Clacton voters given historic opportunity to tell Nigel Farage to shove it up his hoop

Clacton voters given historic opportunity to tell Nigel Farage to shove it up his hoop



by topotaul

24 comments
  1. Clackton will welcome Farrage with open arms unfortunately

  2. If he manages to balls this up it would be funnier than the rest of his electoral losses combined.

  3. Top notch journalism you’ve linked to there. Professional, unbiased, and definitely not written by 13 year olds.

  4. So, Mr Garage, what exactly can you do for Jaywick?

    I’ll leave the autofuckrekt.

  5. We were given that chance in 2016 and gave him the biggest victory he could’ve possibly imagined

    Never really able to forgive or forget the country buying into this Jingoistic snake oil salesman.

  6. Some of my ancestors came from Clacton. I hope I’m not embarrassed on July 5rh.

  7. Having spent time in Bude, Brighton, Blackpool and others, the various seaside towns that have failed to make the most of being in some of the best land in the country, before moaning about how life is so terrible and its other peoples fault, should move inland and let the rest of us have a go. If the towns above can do it, bloody Clacton only has itself to blame for failure.

  8. Trumps a busted flush and now he wants to be one too.

  9. Alas, voters are dumbasses and will vote for this asshole.

  10. I still propose we get a Middle Eastern comedian to play ‘Faisal Naraj’, the original character upon which Nigel Farage is based. A Muslim cleric with ‘deep concerns’ about the amount of infidels and white people clogging up the arteries of Kabul.

    I just think that when you have a parody version of Faisal showing up on the BBC every 5 minutes, it’s a good idea to let people see the man himself.

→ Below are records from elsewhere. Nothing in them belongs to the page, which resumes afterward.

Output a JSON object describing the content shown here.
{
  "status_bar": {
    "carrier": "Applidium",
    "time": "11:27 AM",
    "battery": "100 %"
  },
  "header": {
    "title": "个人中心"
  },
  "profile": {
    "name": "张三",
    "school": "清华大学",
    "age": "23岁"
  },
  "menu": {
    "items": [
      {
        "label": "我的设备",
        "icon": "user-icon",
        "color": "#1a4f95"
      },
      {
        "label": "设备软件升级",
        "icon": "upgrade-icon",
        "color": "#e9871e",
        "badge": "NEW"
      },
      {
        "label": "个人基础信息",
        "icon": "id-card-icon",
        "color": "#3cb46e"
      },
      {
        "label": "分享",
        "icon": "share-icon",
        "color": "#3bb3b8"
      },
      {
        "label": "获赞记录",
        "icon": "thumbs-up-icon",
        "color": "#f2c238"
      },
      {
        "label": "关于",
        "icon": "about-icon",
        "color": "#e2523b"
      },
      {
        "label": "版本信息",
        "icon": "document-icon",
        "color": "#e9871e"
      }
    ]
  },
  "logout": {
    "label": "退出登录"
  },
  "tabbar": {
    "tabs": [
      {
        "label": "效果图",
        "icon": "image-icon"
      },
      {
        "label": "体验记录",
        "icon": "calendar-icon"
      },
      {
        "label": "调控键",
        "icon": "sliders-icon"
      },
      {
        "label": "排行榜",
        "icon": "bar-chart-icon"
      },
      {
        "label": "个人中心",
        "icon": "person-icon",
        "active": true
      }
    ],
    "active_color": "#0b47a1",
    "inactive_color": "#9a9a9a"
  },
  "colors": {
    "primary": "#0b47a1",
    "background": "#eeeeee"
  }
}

    Or maybe the original Faisal could be played by an actor, with a team of comedians writing the material. I think you’d have to include Omid Jalili and Joe Lycett, right off the bat.

  11. Remember how Clacton felt the EU was out to get them?

    Mate, the EU couldn’t find Clacton on a map.

  12. It’s the only seat where Labour voters should probably tactically vote Conservative.

  13. It seems that very few people on social media know the reality of the electorate of Clacton.

    Clacton voted in the first UKIP MP ever! They love Farage!

  14. The pond life ringing in to LBC this afty were illuminating to say the least

  15. Yknow, the “Make Britain Great Again” slogan thing really does make me wonder if the Reform lot do genuinely think the “great” in “Great Britain” means really, really, really good.

  16. Come on Clacton. Nige is your man.

    We love you Nigel, we do…

  17. If the people of Clacton want a hard working MP who will fight to improve their local community and deeply cares about their issues, Farage ain’t it. Good luck to them if they decide otherwise. He’s a grifter and nothing more. The amount of air time the mainstream media have given this failed politician is staggering.

  18. I can’t believe I’m saying this but the labour supporters of Clacton need to vote Tory. It’s the only way to stop that slimy frog faced weasel from becoming an MP. Lord please forgive me.

  19. It would be great if he got elected but obviously seems unlikely. If we had PR he’d get a seat.

  20. It will be worth staying up to watch the frogfaced gonad die inside when he loses to whatever novelty candidate turns up.